NPS Plans Currency Support: Hedging and Bond Issuance
The NPS is set to play a larger role in stabilizing the currency. The fund has begun strategic foreign exchange hedging operations, designed to manage currency risk and reduce won volatility rather than intervene directly. This strategy involves systematic hedging, particularly during periods of high market stress or sharp exchange-rate movements, effectively adding dollar supply and increasing demand for the won. Global investment banks estimate that strategic hedging could be triggered around the 1,480 won per dollar level. Discussions are also underway to amend the National Pension Act, which would allow the NPS to issue foreign currency bonds. This move aims to diversify funding and lessen dollar demand in the spot market, helping to stabilize the won. While the government is considering limits on the issuance amount relative to the fund's overseas investments to protect retiree funds, the potential for NPS to raise capital directly in international markets is seen as a major development. Morgan Stanley believes it could be a 'game changer' for the Korean won in 2026. The NPS's asset allocation targets for 2026 include domestic fixed income at 24.9%, domestic equity at 14.9%, global equity at 37.2%, global fixed income at 8.0%, and alternatives at 15.0%.
Persistent Economic Challenges and Competition
Despite the NPS's planned support, significant economic risks remain. South Korea's heavy reliance on imported energy makes it highly vulnerable to prolonged geopolitical conflicts and supply chain issues, which could drive oil prices higher and worsen stagflationary pressures. The global private credit market is showing signs of distress with rising default rates, potentially leading to broader financial instability. Furthermore, the ongoing competition with China in critical AI semiconductor segments presents a long-term challenge, risking South Korea's technological lead if not addressed. The country's export-driven economy is also being tested, as reliance on overseas production and imported components lessens the typical advantages of a weaker currency.

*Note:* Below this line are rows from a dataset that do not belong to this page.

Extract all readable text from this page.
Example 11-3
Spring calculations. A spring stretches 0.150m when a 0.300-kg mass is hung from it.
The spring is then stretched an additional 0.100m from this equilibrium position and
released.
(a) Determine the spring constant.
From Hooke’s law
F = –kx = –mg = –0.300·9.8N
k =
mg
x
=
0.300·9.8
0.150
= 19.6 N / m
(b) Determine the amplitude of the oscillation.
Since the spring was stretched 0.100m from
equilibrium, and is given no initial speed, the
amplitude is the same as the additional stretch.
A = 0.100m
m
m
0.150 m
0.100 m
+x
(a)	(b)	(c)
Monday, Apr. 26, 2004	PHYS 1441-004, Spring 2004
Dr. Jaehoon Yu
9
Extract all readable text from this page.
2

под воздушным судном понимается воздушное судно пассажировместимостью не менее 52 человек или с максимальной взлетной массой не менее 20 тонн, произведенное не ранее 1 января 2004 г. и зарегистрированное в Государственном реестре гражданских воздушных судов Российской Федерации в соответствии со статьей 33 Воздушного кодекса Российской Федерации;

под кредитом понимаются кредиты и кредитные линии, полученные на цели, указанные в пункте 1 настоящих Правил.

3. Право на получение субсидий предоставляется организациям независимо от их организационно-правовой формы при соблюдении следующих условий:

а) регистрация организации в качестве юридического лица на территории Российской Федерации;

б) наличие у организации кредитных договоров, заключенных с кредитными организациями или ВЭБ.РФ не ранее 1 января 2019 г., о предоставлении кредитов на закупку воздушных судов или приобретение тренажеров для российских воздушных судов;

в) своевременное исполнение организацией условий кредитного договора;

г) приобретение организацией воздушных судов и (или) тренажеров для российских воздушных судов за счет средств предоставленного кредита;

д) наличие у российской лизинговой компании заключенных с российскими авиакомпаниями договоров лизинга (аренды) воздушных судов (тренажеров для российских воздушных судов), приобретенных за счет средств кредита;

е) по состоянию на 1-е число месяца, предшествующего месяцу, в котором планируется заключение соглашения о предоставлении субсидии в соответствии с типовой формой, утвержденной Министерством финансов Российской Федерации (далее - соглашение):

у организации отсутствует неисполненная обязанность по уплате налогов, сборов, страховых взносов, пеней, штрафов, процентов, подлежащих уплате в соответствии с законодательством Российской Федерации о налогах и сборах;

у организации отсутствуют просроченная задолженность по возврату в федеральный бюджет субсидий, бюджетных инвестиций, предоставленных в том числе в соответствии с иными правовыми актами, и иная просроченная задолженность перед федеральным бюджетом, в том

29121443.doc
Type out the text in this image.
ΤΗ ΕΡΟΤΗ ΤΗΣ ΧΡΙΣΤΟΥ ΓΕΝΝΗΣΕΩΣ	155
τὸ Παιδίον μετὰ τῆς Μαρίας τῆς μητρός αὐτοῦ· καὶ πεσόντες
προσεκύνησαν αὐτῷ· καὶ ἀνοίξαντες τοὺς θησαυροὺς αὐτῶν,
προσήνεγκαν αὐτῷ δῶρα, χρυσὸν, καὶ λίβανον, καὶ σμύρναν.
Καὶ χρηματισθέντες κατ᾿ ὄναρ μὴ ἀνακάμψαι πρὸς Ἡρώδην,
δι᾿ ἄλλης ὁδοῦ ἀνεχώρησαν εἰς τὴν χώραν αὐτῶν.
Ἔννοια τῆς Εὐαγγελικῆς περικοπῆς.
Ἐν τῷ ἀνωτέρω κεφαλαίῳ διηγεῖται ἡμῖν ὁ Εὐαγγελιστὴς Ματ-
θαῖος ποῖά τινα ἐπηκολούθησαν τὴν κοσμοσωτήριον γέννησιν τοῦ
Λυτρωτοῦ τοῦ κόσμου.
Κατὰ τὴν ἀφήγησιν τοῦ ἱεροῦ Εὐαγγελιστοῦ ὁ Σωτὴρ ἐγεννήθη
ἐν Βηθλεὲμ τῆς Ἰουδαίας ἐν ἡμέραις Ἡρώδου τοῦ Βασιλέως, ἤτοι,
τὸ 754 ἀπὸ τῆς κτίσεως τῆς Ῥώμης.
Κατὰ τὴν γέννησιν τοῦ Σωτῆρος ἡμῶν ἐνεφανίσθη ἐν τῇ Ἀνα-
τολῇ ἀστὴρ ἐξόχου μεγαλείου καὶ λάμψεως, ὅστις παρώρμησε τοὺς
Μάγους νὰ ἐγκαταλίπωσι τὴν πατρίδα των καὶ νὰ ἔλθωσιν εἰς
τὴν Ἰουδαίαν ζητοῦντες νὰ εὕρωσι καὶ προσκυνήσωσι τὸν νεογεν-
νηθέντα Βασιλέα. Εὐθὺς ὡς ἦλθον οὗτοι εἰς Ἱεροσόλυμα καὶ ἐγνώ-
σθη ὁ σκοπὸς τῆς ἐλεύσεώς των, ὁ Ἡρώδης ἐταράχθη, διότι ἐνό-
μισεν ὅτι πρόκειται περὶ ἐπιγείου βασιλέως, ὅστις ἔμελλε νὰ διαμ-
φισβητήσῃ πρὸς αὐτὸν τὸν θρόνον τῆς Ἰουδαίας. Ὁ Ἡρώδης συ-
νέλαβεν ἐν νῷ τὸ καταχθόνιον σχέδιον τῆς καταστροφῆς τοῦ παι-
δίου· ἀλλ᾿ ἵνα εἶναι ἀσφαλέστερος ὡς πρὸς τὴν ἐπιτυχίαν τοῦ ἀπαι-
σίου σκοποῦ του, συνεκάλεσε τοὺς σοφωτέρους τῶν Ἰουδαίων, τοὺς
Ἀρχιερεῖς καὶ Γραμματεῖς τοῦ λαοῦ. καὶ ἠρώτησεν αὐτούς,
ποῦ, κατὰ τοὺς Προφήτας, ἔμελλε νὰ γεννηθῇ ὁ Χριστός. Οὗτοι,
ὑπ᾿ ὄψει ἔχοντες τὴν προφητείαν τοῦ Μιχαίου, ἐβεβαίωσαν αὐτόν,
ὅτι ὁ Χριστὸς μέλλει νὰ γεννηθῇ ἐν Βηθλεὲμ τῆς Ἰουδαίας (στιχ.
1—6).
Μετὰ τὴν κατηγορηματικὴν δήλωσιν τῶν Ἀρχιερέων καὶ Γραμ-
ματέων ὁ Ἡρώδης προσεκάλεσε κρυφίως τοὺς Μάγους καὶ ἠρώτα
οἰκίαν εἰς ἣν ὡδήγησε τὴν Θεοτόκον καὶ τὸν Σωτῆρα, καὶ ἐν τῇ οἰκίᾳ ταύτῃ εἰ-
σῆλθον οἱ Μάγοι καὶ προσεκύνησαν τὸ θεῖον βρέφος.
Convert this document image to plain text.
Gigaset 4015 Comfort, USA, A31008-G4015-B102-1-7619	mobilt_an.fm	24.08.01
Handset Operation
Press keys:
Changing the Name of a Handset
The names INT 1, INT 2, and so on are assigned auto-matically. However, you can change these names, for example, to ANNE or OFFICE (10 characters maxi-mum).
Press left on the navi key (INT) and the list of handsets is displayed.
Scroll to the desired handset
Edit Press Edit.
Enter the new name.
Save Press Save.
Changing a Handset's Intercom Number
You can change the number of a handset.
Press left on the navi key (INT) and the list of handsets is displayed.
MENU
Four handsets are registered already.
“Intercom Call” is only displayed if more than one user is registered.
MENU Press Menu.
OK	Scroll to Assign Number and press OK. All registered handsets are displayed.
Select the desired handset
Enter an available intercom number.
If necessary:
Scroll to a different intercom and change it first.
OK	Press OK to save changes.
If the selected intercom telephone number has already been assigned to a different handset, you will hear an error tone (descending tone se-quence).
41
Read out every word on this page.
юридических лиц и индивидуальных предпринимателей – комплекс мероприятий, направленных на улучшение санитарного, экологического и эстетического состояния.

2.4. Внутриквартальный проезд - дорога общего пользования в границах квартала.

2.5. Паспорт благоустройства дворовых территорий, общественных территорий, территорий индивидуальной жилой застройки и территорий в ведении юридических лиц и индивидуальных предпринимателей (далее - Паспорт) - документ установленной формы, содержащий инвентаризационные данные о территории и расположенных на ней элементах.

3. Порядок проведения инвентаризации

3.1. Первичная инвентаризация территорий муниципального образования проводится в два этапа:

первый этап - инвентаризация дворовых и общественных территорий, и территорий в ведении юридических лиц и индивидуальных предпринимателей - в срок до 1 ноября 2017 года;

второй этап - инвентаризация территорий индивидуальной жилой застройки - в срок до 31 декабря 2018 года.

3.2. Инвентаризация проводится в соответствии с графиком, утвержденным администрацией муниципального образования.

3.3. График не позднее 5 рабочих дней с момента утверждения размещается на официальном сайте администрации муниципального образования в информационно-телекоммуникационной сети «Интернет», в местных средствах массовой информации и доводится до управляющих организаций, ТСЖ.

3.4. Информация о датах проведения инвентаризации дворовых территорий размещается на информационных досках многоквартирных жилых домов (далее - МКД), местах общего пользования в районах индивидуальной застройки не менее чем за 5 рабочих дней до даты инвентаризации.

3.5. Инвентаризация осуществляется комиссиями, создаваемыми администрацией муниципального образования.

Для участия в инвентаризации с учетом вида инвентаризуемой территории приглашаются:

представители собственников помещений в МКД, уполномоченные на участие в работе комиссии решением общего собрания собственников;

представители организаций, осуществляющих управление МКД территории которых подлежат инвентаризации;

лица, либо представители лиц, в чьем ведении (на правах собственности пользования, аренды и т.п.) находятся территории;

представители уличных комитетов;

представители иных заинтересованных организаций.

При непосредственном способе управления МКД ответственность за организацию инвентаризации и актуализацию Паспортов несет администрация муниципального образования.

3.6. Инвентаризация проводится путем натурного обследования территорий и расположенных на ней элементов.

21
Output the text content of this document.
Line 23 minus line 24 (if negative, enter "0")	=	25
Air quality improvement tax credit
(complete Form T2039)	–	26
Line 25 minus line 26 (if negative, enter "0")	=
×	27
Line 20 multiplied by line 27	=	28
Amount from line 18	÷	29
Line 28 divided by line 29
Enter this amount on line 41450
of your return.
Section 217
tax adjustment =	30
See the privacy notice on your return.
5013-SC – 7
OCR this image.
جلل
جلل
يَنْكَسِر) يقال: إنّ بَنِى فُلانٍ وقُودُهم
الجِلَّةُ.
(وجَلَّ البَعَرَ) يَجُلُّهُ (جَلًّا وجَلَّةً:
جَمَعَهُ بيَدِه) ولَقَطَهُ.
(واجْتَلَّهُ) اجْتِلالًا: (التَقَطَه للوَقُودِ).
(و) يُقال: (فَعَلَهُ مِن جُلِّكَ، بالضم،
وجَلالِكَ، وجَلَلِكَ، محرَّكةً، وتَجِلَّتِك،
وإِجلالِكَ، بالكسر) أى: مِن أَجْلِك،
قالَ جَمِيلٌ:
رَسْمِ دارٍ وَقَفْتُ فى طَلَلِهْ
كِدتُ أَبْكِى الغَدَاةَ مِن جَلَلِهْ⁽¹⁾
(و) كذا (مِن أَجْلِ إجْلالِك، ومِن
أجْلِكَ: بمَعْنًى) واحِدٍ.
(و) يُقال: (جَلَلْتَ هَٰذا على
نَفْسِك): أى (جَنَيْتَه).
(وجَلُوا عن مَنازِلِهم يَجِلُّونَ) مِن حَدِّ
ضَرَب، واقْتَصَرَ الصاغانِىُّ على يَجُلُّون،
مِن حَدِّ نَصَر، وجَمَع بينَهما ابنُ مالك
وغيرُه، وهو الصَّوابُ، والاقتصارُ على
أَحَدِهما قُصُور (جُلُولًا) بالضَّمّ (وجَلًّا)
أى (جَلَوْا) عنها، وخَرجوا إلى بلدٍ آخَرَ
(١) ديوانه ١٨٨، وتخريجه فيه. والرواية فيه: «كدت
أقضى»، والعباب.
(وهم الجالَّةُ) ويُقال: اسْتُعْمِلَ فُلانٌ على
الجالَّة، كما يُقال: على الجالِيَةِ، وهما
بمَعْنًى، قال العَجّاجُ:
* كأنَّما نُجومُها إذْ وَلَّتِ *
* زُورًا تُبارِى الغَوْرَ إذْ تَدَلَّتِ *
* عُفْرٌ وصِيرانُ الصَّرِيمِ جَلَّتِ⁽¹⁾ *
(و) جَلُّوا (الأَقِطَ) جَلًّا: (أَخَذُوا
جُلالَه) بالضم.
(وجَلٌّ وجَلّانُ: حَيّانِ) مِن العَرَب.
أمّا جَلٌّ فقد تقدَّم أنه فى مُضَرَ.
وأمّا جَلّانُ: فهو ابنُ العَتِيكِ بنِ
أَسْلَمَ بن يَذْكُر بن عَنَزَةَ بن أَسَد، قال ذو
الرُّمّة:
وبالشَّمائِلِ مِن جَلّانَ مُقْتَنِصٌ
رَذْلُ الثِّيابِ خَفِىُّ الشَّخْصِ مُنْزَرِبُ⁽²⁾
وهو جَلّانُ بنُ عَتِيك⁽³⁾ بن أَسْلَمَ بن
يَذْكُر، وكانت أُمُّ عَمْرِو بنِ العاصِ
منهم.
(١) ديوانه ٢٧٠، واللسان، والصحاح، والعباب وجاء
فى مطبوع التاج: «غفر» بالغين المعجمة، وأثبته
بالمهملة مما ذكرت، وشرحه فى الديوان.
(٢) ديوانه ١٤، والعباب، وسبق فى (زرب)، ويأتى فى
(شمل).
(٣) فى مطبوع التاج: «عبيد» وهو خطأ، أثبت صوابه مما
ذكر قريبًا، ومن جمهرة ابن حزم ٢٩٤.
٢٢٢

2026 Outlook for the Won and Economy
Economists predict a challenging year for South Korea in 2026, forecasting GDP growth around 1.8%. The won-dollar exchange rate is expected to reach an average of 1,516. Key factors for managing currency volatility will be the successful amendment of the National Pension Act and the scale of NPS's FX bond issuance and hedging activities. While these measures aim to provide stability, analysts remain watchful of persistent external pressures and the potential for further currency declines, especially if geopolitical tensions continue. The median end-2026 KRW/USD forecast from Reuters analysts is 1,418.5, though this may be influenced by ongoing trends like increased overseas securities investment.